Countryside pushes ahead with £1bn IPO – and share price rises 1.54 per cent
Its timing could have been better.
Developer Countryside Properties (not to be confused with fairly recently-IPOd estate agent Countrywide) pushed ahead with its IPO this morning, despite general gloom on the markets.
Rather sensibly, it had decided to price shares right at the bottom of its range of 225p to 275p, valuing it at just over £1bn.
As the opening bell sounded, its price spiked, before settling back at 230.5p, 1.54 per cent above its offer price. Not bad, all things considered – although the FTSE was up 1.6 per cent.
Chief executive Ian Sutcliffe put on a brave face when said in a statement "We have been extremely pleased with the investor response to our offer, in what has been a challenging period for the wider markets."
When it announced its IPO in January, Countryside said group revenue in the year to September had increased to a record £616m, up 31 per cent on the previous year – while in its housebuilding division, private average selling prices rose from £367,000 last year to £513,000 in the first months of the year. Not bad.

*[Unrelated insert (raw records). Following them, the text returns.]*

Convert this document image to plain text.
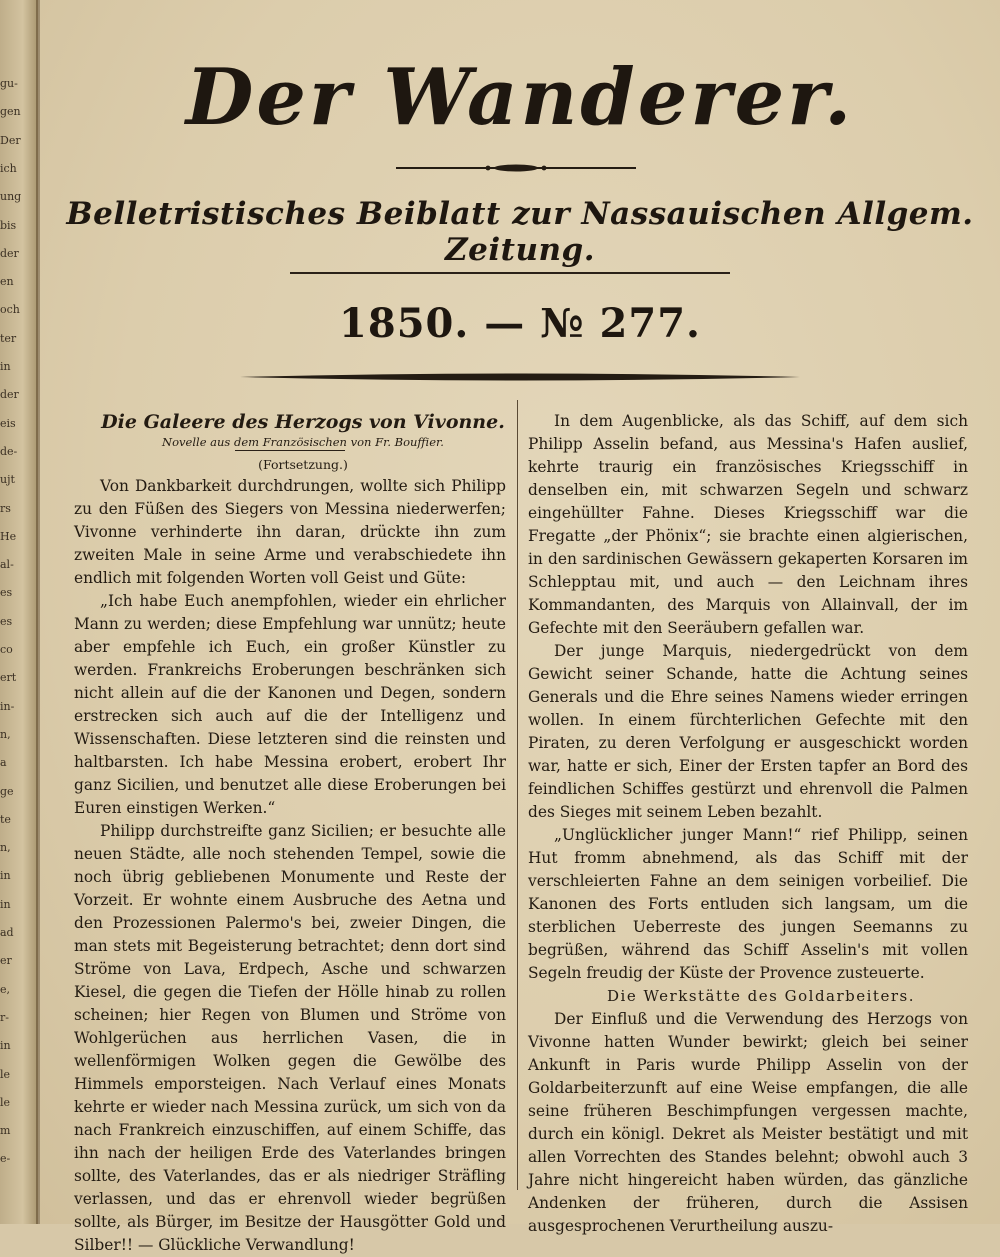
gu-
gen
Der
ich
ung
bis
der
en
och
ter
in
der
eis
de-
ujt
rs
He
al-
es
es
co
ert
in-
n,
a
ge
te
n,
in
in
ad
er
e,
r-
in
le
le
m
e-
Der Wanderer.
Belletristisches Beiblatt zur Nassauischen Allgem. Zeitung.
1850. — № 277.

Die Galeere des Herzogs von Vivonne.

Novelle aus dem Französischen von Fr. Bouffier.

(Fortsetzung.)

Von Dankbarkeit durchdrungen, wollte sich Philipp zu den Füßen des Siegers von Messina niederwerfen; Vivonne verhinderte ihn daran, drückte ihn zum zweiten Male in seine Arme und verabschiedete ihn endlich mit folgenden Worten voll Geist und Güte:

„Ich habe Euch anempfohlen, wieder ein ehrlicher Mann zu werden; diese Empfehlung war unnütz; heute aber empfehle ich Euch, ein großer Künstler zu werden. Frankreichs Eroberungen beschränken sich nicht allein auf die der Kanonen und Degen, sondern erstrecken sich auch auf die der Intelligenz und Wissenschaften. Diese letzteren sind die reinsten und haltbarsten. Ich habe Messina erobert, erobert Ihr ganz Sicilien, und benutzet alle diese Eroberungen bei Euren einstigen Werken.“

Philipp durchstreifte ganz Sicilien; er besuchte alle neuen Städte, alle noch stehenden Tempel, sowie die noch übrig gebliebenen Monumente und Reste der Vorzeit. Er wohnte einem Ausbruche des Aetna und den Prozessionen Palermo's bei, zweier Dingen, die man stets mit Begeisterung betrachtet; denn dort sind Ströme von Lava, Erdpech, Asche und schwarzen Kiesel, die gegen die Tiefen der Hölle hinab zu rollen scheinen; hier Regen von Blumen und Ströme von Wohlgerüchen aus herrlichen Vasen, die in wellenförmigen Wolken gegen die Gewölbe des Himmels emporsteigen. Nach Verlauf eines Monats kehrte er wieder nach Messina zurück, um sich von da nach Frankreich einzuschiffen, auf einem Schiffe, das ihn nach der heiligen Erde des Vaterlandes bringen sollte, des Vaterlandes, das er als niedriger Sträfling verlassen, und das er ehrenvoll wieder begrüßen sollte, als Bürger, im Besitze der Hausgötter Gold und Silber!! — Glückliche Verwandlung!

In dem Augenblicke, als das Schiff, auf dem sich Philipp Asselin befand, aus Messina's Hafen auslief, kehrte traurig ein französisches Kriegsschiff in denselben ein, mit schwarzen Segeln und schwarz eingehüllter Fahne. Dieses Kriegsschiff war die Fregatte „der Phönix“; sie brachte einen algierischen, in den sardinischen Gewässern gekaperten Korsaren im Schlepptau mit, und auch — den Leichnam ihres Kommandanten, des Marquis von Allainvall, der im Gefechte mit den Seeräubern gefallen war.

Der junge Marquis, niedergedrückt von dem Gewicht seiner Schande, hatte die Achtung seines Generals und die Ehre seines Namens wieder erringen wollen. In einem fürchterlichen Gefechte mit den Piraten, zu deren Verfolgung er ausgeschickt worden war, hatte er sich, Einer der Ersten tapfer an Bord des feindlichen Schiffes gestürzt und ehrenvoll die Palmen des Sieges mit seinem Leben bezahlt.

„Unglücklicher junger Mann!“ rief Philipp, seinen Hut fromm abnehmend, als das Schiff mit der verschleierten Fahne an dem seinigen vorbeilief. Die Kanonen des Forts entluden sich langsam, um die sterblichen Ueberreste des jungen Seemanns zu begrüßen, während das Schiff Asselin's mit vollen Segeln freudig der Küste der Provence zusteuerte.

Die Werkstätte des Goldarbeiters.

Der Einfluß und die Verwendung des Herzogs von Vivonne hatten Wunder bewirkt; gleich bei seiner Ankunft in Paris wurde Philipp Asselin von der Goldarbeiterzunft auf eine Weise empfangen, die alle seine früheren Beschimpfungen vergessen machte, durch ein königl. Dekret als Meister bestätigt und mit allen Vorrechten des Standes belehnt; obwohl auch 3 Jahre nicht hingereicht haben würden, das gänzliche Andenken der früheren, durch die Assisen ausgesprochenen Verurtheilung auszu-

But while housebuilders were among some of the strongest-performing stocks last year, they have been heavily shorted in recent weeks.

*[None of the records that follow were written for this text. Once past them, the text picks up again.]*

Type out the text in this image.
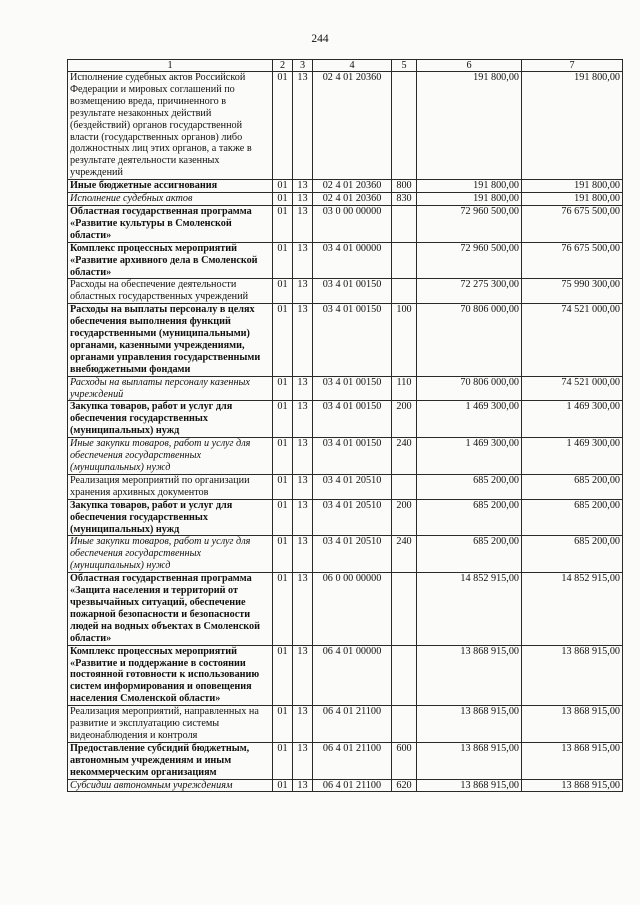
244
1	2	3	4	5	6	7
Исполнение судебных актов Российской Федерации и мировых соглашений по возмещению вреда, причиненного в результате незаконных действий (бездействий) органов государственной власти (государственных органов) либо должностных лиц этих органов, а также в результате деятельности казенных учреждений	01	13	02 4 01 20360		191 800,00	191 800,00
Иные бюджетные ассигнования	01	13	02 4 01 20360	800	191 800,00	191 800,00
Исполнение судебных актов	01	13	02 4 01 20360	830	191 800,00	191 800,00
Областная государственная программа «Развитие культуры в Смоленской области»	01	13	03 0 00 00000		72 960 500,00	76 675 500,00
Комплекс процессных мероприятий «Развитие архивного дела в Смоленской области»	01	13	03 4 01 00000		72 960 500,00	76 675 500,00
Расходы на обеспечение деятельности областных государственных учреждений	01	13	03 4 01 00150		72 275 300,00	75 990 300,00
Расходы на выплаты персоналу в целях обеспечения выполнения функций государственными (муниципальными) органами, казенными учреждениями, органами управления государственными внебюджетными фондами	01	13	03 4 01 00150	100	70 806 000,00	74 521 000,00
Расходы на выплаты персоналу казенных учреждений	01	13	03 4 01 00150	110	70 806 000,00	74 521 000,00
Закупка товаров, работ и услуг для обеспечения государственных (муниципальных) нужд	01	13	03 4 01 00150	200	1 469 300,00	1 469 300,00
Иные закупки товаров, работ и услуг для обеспечения государственных (муниципальных) нужд	01	13	03 4 01 00150	240	1 469 300,00	1 469 300,00
Реализация мероприятий по организации хранения архивных документов	01	13	03 4 01 20510		685 200,00	685 200,00
Закупка товаров, работ и услуг для обеспечения государственных (муниципальных) нужд	01	13	03 4 01 20510	200	685 200,00	685 200,00
Иные закупки товаров, работ и услуг для обеспечения государственных (муниципальных) нужд	01	13	03 4 01 20510	240	685 200,00	685 200,00
Областная государственная программа «Защита населения и территорий от чрезвычайных ситуаций, обеспечение пожарной безопасности и безопасности людей на водных объектах в Смоленской области»	01	13	06 0 00 00000		14 852 915,00	14 852 915,00
Комплекс процессных мероприятий «Развитие и поддержание в состоянии постоянной готовности к использованию систем информирования и оповещения населения Смоленской области»	01	13	06 4 01 00000		13 868 915,00	13 868 915,00
Реализация мероприятий, направленных на развитие и эксплуатацию системы видеонаблюдения и контроля	01	13	06 4 01 21100		13 868 915,00	13 868 915,00
Предоставление субсидий бюджетным, автономным учреждениям и иным некоммерческим организациям	01	13	06 4 01 21100	600	13 868 915,00	13 868 915,00
Субсидии автономным учреждениям	01	13	06 4 01 21100	620	13 868 915,00	13 868 915,00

In a note earlier this week, Jefferies analysts pointed out that investors were using Berkeley Group, which is usually pretty solid but which has been among the biggest fallers on the FTSE 100 last week, to bet against the "high end" London market.
Its shares are down more than 14 per cent since the beginning of the year – although they rose more than 4.5 per cent this morning, as markets bounced back from yesterday's malaise.